Besides the gender expectations and the moral roles, the other thing that upholds the status quo in this book is the killer’s final moments in which he raves at the doctor, calling. her a bitch and saying it should have been her. This feels so out of character for a world-renowned doctor. Maybe more out of character than the killing. In having the last scene be a “mask-reveal” where we see his “real inner thoughts”, the expectations that serial killers are crass and vulgar. They are “bad”, not just in their actions, but in their speech and mannerisms. They are visible. It gives the reader hope that agents of chaos can be rooted out and extracted from society.
I will say this type of book is probably very comforting for those who live by “normal” social expectations — it may also be more anxiety producing for those readers. For someone who identifies as genderqueer and bi, having everyone fulfill their socially expected gender roles was actually more anxiety producing than the threat of chaos. Which is probably why I love weird horror where chaos rules supreme.
The Chance to Succumb to Evil (Easily Shaken Off)
One gothic aspect of the serial killer trope is generally the mirroring of the hero and the killer. This book didn’t have much of that, and except for the cliffs near Fen’s house, I didn’t get much of a gothic vibe at all. However, at the end, there was a moment when both Brad and Vivi have to confront their desire to kill and question whether they are just as bad as the killer. First, when Brad is rescuing JC it is very clear that Brad could have killed the killer but instead chose to injure him instead, so he would face a trial. This is the upholding of the status quo again — vigilante justice is bad, the system will be fair, and our heroes put their faith in the system. Similarly, at the hospital, Vivi has a moment of crisis in which she doesn’t want to treat the man who almost killed her sister. Which… why would she have to at a large San Francisco hospital!?! She has a more clear inner conflict which she overcomes in a few moments and decides to treat him because she’s a doctor. Either of these moments of crises would have been more effective if there had been closer mirroring of the killer and either hero — that delicious trope in which the detective must understand the killer so much they risk becoming them. Instead, this was used more as a moment in which the main characters were faced with a “similar” situation and almost easily choose the right thing.

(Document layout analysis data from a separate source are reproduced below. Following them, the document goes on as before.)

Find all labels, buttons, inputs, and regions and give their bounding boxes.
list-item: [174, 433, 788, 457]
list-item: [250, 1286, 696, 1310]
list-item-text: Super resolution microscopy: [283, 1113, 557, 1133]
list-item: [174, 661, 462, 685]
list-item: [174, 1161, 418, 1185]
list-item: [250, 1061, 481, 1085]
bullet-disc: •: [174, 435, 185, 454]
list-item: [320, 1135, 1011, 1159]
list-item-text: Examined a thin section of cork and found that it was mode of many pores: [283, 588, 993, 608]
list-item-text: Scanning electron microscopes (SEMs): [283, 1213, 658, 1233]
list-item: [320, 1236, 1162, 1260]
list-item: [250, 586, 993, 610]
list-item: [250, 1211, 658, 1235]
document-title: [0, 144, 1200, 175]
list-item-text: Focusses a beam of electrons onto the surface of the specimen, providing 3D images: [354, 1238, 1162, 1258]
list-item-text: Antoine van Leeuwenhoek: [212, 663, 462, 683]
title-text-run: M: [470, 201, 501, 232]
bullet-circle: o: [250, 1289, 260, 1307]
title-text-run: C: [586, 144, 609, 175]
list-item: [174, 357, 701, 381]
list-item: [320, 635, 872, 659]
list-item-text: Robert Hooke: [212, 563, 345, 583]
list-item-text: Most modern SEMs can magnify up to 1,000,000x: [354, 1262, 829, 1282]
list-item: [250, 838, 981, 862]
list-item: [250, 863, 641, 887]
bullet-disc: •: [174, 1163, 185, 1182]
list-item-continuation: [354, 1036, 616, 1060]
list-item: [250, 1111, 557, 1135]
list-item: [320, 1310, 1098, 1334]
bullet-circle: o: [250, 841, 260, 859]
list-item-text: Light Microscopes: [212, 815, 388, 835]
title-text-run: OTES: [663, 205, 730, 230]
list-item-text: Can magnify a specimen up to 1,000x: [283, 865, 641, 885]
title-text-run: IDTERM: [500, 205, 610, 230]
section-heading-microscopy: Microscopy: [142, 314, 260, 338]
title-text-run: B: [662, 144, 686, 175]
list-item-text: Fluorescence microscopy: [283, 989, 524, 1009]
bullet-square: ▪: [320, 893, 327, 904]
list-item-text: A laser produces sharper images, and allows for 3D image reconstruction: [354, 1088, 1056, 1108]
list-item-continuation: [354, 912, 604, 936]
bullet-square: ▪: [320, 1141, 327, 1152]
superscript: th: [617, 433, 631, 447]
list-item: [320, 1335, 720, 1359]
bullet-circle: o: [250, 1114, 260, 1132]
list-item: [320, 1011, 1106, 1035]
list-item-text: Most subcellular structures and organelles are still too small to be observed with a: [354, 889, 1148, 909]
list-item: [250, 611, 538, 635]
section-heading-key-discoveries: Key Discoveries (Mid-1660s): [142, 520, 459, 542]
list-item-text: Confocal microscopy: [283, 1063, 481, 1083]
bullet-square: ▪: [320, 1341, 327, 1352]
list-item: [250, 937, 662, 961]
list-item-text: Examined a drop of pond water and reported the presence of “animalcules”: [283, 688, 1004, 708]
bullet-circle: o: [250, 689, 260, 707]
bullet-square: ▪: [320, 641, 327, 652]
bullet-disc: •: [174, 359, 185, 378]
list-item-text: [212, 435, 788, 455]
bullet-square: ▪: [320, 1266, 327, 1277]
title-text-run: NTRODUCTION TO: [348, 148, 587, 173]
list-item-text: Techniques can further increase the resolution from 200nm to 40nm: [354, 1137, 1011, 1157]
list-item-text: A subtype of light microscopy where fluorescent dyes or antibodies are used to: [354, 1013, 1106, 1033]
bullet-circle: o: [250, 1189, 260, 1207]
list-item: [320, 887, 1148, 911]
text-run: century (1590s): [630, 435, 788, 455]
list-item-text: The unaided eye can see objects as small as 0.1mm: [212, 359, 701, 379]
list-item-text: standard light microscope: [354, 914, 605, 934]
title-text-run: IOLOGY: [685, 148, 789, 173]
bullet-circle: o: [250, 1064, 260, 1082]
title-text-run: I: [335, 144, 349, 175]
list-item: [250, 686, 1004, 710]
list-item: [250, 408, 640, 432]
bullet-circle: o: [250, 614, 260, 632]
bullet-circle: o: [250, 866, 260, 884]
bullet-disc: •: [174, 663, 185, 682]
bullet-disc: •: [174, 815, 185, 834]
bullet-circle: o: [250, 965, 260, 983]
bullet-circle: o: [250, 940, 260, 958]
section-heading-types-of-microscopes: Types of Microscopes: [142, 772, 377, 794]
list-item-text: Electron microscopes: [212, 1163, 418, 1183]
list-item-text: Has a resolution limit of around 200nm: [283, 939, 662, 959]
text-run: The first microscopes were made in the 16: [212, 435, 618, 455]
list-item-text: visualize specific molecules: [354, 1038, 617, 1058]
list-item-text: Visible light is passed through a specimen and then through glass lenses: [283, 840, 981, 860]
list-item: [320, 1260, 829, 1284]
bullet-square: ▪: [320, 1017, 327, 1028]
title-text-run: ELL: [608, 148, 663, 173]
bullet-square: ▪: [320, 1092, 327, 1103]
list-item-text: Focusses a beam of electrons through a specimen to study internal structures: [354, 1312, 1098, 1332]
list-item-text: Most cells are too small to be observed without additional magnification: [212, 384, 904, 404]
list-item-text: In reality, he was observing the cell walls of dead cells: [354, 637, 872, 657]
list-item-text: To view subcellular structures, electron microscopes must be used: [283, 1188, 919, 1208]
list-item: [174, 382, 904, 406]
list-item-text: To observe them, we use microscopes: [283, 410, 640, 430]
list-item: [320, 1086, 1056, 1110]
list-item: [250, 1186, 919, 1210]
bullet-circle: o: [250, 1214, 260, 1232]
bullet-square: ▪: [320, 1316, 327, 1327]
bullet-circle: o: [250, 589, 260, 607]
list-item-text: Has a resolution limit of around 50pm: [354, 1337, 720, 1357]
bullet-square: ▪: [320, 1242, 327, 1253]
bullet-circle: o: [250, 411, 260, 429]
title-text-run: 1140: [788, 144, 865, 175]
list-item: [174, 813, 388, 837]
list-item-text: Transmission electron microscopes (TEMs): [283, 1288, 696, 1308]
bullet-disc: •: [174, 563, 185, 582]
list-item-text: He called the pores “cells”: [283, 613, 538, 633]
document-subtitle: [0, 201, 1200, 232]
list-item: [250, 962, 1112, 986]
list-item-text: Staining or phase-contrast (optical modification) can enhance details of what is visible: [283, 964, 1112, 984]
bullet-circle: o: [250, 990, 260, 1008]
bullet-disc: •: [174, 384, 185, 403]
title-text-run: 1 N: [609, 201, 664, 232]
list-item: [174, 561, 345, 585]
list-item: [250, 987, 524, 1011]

It’s a cozy, “temptation is there, but good always wins” kinda spin on the mirrored moral crises.
However, neither moral crisis mattered because in the end no one had to depend on the system to serve justice — the killer dies of a heart attack. In a way this feels like divine intervention. Good will always win. Bad will fail. Nature wants it that way.
Reading this I realize it sounds like I hated this book. It’s not true. I found it enjoyable. I found it, at times, downright cozy. Ironically, there is something comforting in the status quo being upheld, good overcoming evil, and people finding love, even if it is part of a system in which I am not the status quo. I think it is a question of stability. Which is probably why there are so many books out there that follow similar tropes — we all need a little stability sometimes.